Alih-alih membiarkan demokrasi menjadi barang rongsokan, bagaimana bila kita sepuh dengan lelehan emas kebijakan. Ini semacam jalan tengah yang lebih tengah ketimbang Aristoteles. Bias demokrasi Athena bisa diatasi dengan membungkam para Sophis yang menjual akrobatik verbal.
Maka hari ini kekacauan narasi karena membiarkan para politisi banyak bicara untuk mengatur negara harus diendapkan. Kita membutuhkan Demokrasi Avant-garde. Avant-garde menunjukkan perlawanan terhadap batas-batas apa yang diterima sebagai norma dalam suatu kebiasaan kaku.

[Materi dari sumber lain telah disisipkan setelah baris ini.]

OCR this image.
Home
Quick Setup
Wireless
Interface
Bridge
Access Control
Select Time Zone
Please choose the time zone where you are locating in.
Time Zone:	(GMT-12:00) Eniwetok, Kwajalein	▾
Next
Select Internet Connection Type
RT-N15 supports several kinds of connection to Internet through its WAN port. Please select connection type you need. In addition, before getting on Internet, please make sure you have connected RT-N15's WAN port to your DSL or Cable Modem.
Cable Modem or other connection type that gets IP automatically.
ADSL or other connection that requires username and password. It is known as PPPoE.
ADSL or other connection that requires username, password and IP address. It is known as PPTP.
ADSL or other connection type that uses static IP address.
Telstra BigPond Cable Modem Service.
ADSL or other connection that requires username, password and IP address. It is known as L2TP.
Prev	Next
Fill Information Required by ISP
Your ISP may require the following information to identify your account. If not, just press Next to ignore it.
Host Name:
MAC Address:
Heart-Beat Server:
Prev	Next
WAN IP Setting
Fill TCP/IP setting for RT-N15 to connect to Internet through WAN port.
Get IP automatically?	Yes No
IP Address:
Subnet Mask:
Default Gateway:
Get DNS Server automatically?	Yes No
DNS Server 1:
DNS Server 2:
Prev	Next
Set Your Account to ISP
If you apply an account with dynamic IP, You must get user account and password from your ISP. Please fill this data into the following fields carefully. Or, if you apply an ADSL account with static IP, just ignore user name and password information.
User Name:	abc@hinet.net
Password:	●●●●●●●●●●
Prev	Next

Pengaturan negara harus diserahkan kepada orang-orang brilian. Bila di Athena yang kecil dapat dilakukan secara manual, di kita bisa melalui Big Data atau mengaktifkan mesin Super Crunching misalnya, atau bisa dimulai dengan uji kelayakan dan kepatutan berskala nasional serta masif dari semua disiplin ilmu.

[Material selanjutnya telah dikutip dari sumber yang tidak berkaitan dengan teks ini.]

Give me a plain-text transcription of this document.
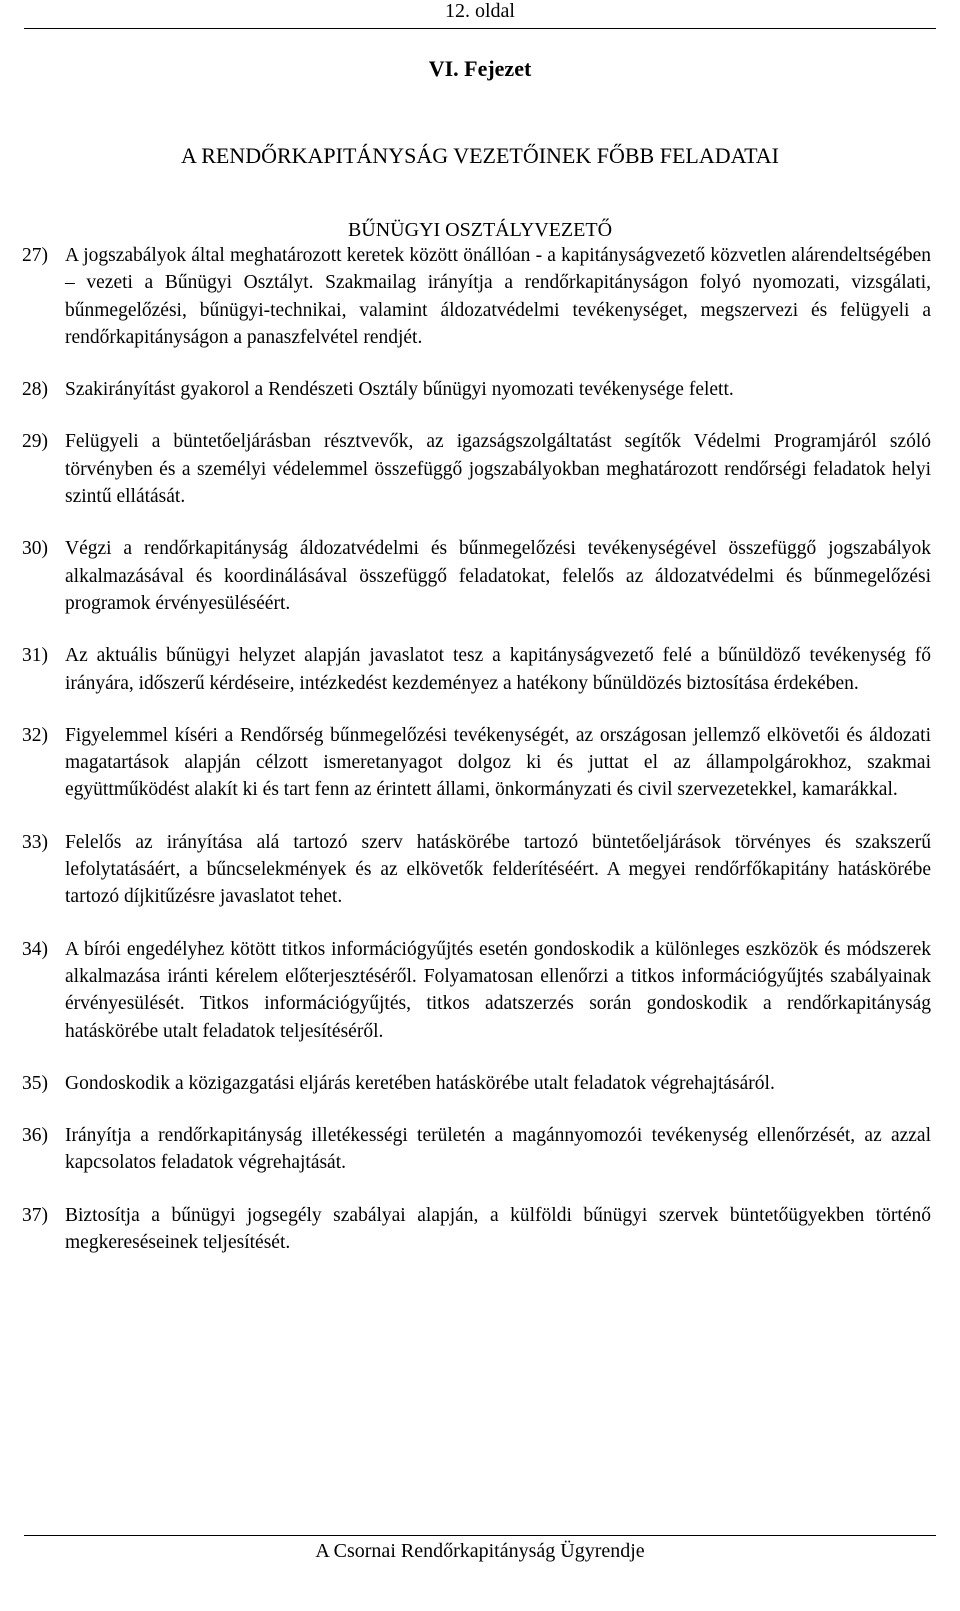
12. oldal
VI. Fejezet
A RENDŐRKAPITÁNYSÁG VEZETŐINEK FŐBB FELADATAI
BŰNÜGYI OSZTÁLYVEZETŐ
27) A jogszabályok által meghatározott keretek között önállóan - a kapitányságvezető közvetlen alárendeltségében – vezeti a Bűnügyi Osztályt. Szakmailag irányítja a rendőrkapitányságon folyó nyomozati, vizsgálati, bűnmegelőzési, bűnügyi-technikai, valamint áldozatvédelmi tevékenységet, megszervezi és felügyeli a rendőrkapitányságon a panaszfelvétel rendjét.
28) Szakirányítást gyakorol a Rendészeti Osztály bűnügyi nyomozati tevékenysége felett.
29) Felügyeli a büntetőeljárásban résztvevők, az igazságszolgáltatást segítők Védelmi Programjáról szóló törvényben és a személyi védelemmel összefüggő jogszabályokban meghatározott rendőrségi feladatok helyi szintű ellátását.
30) Végzi a rendőrkapitányság áldozatvédelmi és bűnmegelőzési tevékenységével összefüggő jogszabályok alkalmazásával és koordinálásával összefüggő feladatokat, felelős az áldozatvédelmi és bűnmegelőzési programok érvényesüléséért.
31) Az aktuális bűnügyi helyzet alapján javaslatot tesz a kapitányságvezető felé a bűnüldöző tevékenység fő irányára, időszerű kérdéseire, intézkedést kezdeményez a hatékony bűnüldözés biztosítása érdekében.
32) Figyelemmel kíséri a Rendőrség bűnmegelőzési tevékenységét, az országosan jellemző elkövetői és áldozati magatartások alapján célzott ismeretanyagot dolgoz ki és juttat el az állampolgárokhoz, szakmai együttműködést alakít ki és tart fenn az érintett állami, önkormányzati és civil szervezetekkel, kamarákkal.
33) Felelős az irányítása alá tartozó szerv hatáskörébe tartozó büntetőeljárások törvényes és szakszerű lefolytatásáért, a bűncselekmények és az elkövetők felderítéséért. A megyei rendőrfőkapitány hatáskörébe tartozó díjkitűzésre javaslatot tehet.
34) A bírói engedélyhez kötött titkos információgyűjtés esetén gondoskodik a különleges eszközök és módszerek alkalmazása iránti kérelem előterjesztéséről. Folyamatosan ellenőrzi a titkos információgyűjtés szabályainak érvényesülését. Titkos információgyűjtés, titkos adatszerzés során gondoskodik a rendőrkapitányság hatáskörébe utalt feladatok teljesítéséről.
35) Gondoskodik a közigazgatási eljárás keretében hatáskörébe utalt feladatok végrehajtásáról.
36) Irányítja a rendőrkapitányság illetékességi területén a magánnyomozói tevékenység ellenőrzését, az azzal kapcsolatos feladatok végrehajtását.
37) Biztosítja a bűnügyi jogsegély szabályai alapján, a külföldi bűnügyi szervek büntetőügyekben történő megkereséseinek teljesítését.
A Csornai Rendőrkapitányság Ügyrendje
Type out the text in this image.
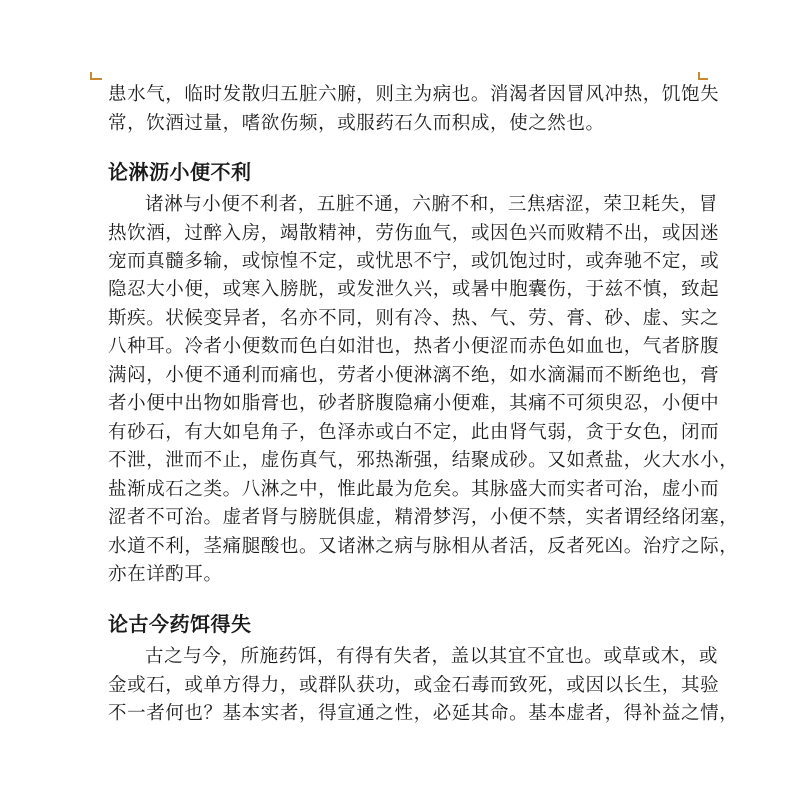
患水气，临时发散归五脏六腑，则主为病也。消渴者因冒风冲热，饥饱失
常，饮酒过量，嗜欲伤频，或服药石久而积成，使之然也。
论淋沥小便不利
诸淋与小便不利者，五脏不通，六腑不和，三焦痞涩，荣卫耗失，冒
热饮酒，过醉入房，竭散精神，劳伤血气，或因色兴而败精不出，或因迷
宠而真髓多输，或惊惶不定，或忧思不宁，或饥饱过时，或奔驰不定，或
隐忍大小便，或寒入膀胱，或发泄久兴，或暑中胞囊伤，于兹不慎，致起
斯疾。状候变异者，名亦不同，则有冷、热、气、劳、膏、砂、虚、实之
八种耳。冷者小便数而色白如泔也，热者小便涩而赤色如血也，气者脐腹
满闷，小便不通利而痛也，劳者小便淋漓不绝，如水滴漏而不断绝也，膏
者小便中出物如脂膏也，砂者脐腹隐痛小便难，其痛不可须臾忍，小便中
有砂石，有大如皂角子，色泽赤或白不定，此由肾气弱，贪于女色，闭而
不泄，泄而不止，虚伤真气，邪热渐强，结聚成砂。又如煮盐，火大水小，
盐渐成石之类。八淋之中，惟此最为危矣。其脉盛大而实者可治，虚小而
涩者不可治。虚者肾与膀胱俱虚，精滑梦泻，小便不禁，实者谓经络闭塞，
水道不利，茎痛腿酸也。又诸淋之病与脉相从者活，反者死凶。治疗之际，
亦在详酌耳。
论古今药饵得失
古之与今，所施药饵，有得有失者，盖以其宜不宜也。或草或木，或
金或石，或单方得力，或群队获功，或金石毒而致死，或因以长生，其验
不一者何也？基本实者，得宣通之性，必延其命。基本虚者，得补益之情，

Sehingga kemudian yang terhimpun adalah para aristokrat ilmiah bukan oligarki politika. Tidak ada yang tidak mungkin, mereka bisa dirangkum untuk merumuskan cetak biru (blue print) penyelenggaraan negara. Sementara presiden, gubernur dan seterusnya ditempatkan kepada pemenuhan syarat konstitusional belaka.
Tugas mesin-mesin demokrasi seperti partai politik adalah memproduksi orang-orang terhebat mereka untuk ditawarkan kepada rakyat. Sehingga siapapun yang terpilih untuk duduk di parlemen atau eksekutif sudah pasti orang yang kompeten. Kita tidak usah khawatir bila manusia barbar masuk ke sistem pemilu untuk merusak tabulasi atau surat suara dengan cara tolol.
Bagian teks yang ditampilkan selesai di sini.